The research team created an attention app which was designed to initiate the camera on desktop computers and track when a user was looking at the screen: by measuring five frames per second, the app could track active viewing, when the user was looking at the screen, inactive viewing, when they were not and passive viewing, when a person looked at the screen but not directly at the ad - such as when they scrolled through a Facebook newsfeed.
A later iteration of the study included mobile devices, to reflect the popularity of mobile devices for content consumption. (Read more on the methodologies and findings of Dr. Karen Nelson-Field’s research here: Research proves the power and effectiveness of TV across devices.)
“We extended the model to intersect ad load on Facebook on mobile, using the same ads that were then sent to the virtual store,” Nelson-Field explained.
“We did the same for YouTube and we did it for TV as well – because if you’re going to say that mobile is optimum, at the end of the day, that’s not a platform. That’s a device.”
Dr Nelson-Field advised that visibility is affected by three things: coverage (the proportion of the screen that the ad covers); clutter (what’s going on around the ad and pixels); and visibility (how much of the ad is on the screen at any time).
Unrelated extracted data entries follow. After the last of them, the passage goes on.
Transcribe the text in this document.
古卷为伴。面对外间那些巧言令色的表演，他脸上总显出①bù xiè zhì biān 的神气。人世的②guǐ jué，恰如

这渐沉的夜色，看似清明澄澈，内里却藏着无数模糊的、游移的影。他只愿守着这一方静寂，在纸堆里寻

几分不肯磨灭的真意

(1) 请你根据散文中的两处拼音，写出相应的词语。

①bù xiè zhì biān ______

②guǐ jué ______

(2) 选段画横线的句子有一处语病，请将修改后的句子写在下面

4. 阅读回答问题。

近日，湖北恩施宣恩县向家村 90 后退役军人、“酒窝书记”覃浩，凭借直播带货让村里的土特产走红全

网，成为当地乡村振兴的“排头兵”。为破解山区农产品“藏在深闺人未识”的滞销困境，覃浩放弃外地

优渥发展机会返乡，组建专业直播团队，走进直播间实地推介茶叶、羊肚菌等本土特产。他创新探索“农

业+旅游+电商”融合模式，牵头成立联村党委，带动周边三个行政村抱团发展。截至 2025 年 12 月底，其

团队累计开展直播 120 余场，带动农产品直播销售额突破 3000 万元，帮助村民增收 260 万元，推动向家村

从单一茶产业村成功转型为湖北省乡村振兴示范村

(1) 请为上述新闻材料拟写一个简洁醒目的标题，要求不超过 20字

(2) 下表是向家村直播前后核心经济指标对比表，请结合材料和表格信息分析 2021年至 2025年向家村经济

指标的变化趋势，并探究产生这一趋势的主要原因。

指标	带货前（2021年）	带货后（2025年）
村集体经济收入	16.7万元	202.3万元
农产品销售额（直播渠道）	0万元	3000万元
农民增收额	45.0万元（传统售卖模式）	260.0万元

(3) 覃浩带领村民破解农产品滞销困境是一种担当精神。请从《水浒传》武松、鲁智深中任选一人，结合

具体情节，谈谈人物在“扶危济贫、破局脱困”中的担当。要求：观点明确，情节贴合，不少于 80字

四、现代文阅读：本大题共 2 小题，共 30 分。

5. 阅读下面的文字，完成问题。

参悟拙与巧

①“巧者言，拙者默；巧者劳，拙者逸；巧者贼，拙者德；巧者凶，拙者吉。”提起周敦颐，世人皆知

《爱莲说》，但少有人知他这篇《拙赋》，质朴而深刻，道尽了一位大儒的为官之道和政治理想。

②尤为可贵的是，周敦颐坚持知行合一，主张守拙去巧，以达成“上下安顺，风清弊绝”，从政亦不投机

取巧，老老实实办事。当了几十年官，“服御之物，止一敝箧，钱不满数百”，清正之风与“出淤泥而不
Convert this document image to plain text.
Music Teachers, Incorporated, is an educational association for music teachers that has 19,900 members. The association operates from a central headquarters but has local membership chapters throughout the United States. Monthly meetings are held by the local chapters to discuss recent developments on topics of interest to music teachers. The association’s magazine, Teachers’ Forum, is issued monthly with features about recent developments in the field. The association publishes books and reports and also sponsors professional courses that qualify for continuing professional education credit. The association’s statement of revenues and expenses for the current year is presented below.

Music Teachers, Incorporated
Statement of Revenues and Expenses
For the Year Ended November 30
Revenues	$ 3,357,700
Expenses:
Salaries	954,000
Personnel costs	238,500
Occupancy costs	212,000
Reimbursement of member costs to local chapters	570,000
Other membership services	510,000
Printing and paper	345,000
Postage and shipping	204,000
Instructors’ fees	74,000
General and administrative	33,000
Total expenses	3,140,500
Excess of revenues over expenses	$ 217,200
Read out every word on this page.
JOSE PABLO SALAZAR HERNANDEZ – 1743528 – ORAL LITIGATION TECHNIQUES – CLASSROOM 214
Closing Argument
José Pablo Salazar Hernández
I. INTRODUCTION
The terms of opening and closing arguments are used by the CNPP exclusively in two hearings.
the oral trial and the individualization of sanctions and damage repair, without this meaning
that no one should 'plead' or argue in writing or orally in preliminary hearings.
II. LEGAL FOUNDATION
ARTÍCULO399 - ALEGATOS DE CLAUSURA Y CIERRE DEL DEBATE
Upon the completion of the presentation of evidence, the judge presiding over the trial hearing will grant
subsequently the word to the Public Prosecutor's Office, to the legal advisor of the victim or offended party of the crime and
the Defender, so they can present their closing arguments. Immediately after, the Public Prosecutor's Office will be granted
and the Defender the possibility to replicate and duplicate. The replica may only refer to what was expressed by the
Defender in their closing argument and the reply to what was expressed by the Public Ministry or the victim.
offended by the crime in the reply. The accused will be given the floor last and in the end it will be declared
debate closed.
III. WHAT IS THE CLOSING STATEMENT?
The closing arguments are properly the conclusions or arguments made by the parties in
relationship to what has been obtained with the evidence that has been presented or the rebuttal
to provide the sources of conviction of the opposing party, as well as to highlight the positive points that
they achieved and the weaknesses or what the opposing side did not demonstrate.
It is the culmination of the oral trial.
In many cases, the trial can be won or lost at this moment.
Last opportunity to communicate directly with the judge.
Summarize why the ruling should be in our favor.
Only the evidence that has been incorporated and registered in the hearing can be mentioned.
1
The research found that pixels improved on mobile, particularly with YouTube as many viewers watched the content in full screen. The study optimised for viewing orientation and found no ads were watched horizontally in full-screen view on Facebook but 15% were on YouTube.
But for TV, viewing on mobile was 100% pixels across the board.
The research concluded that Facebook coverage, on average, is about 10% of the screen compared to YouTube which is about 30%. By comparison, TV always displays 100% pixels, 100% coverage, 100% of the time.
“What we did find is – without a doubt – visibility does matter,” Nelson-Field stated.
“In particular, coverage and pixels matter a lot. We found strong relationships between coverage and sales, coverage and attention, and attention increases with pixels and coverage.”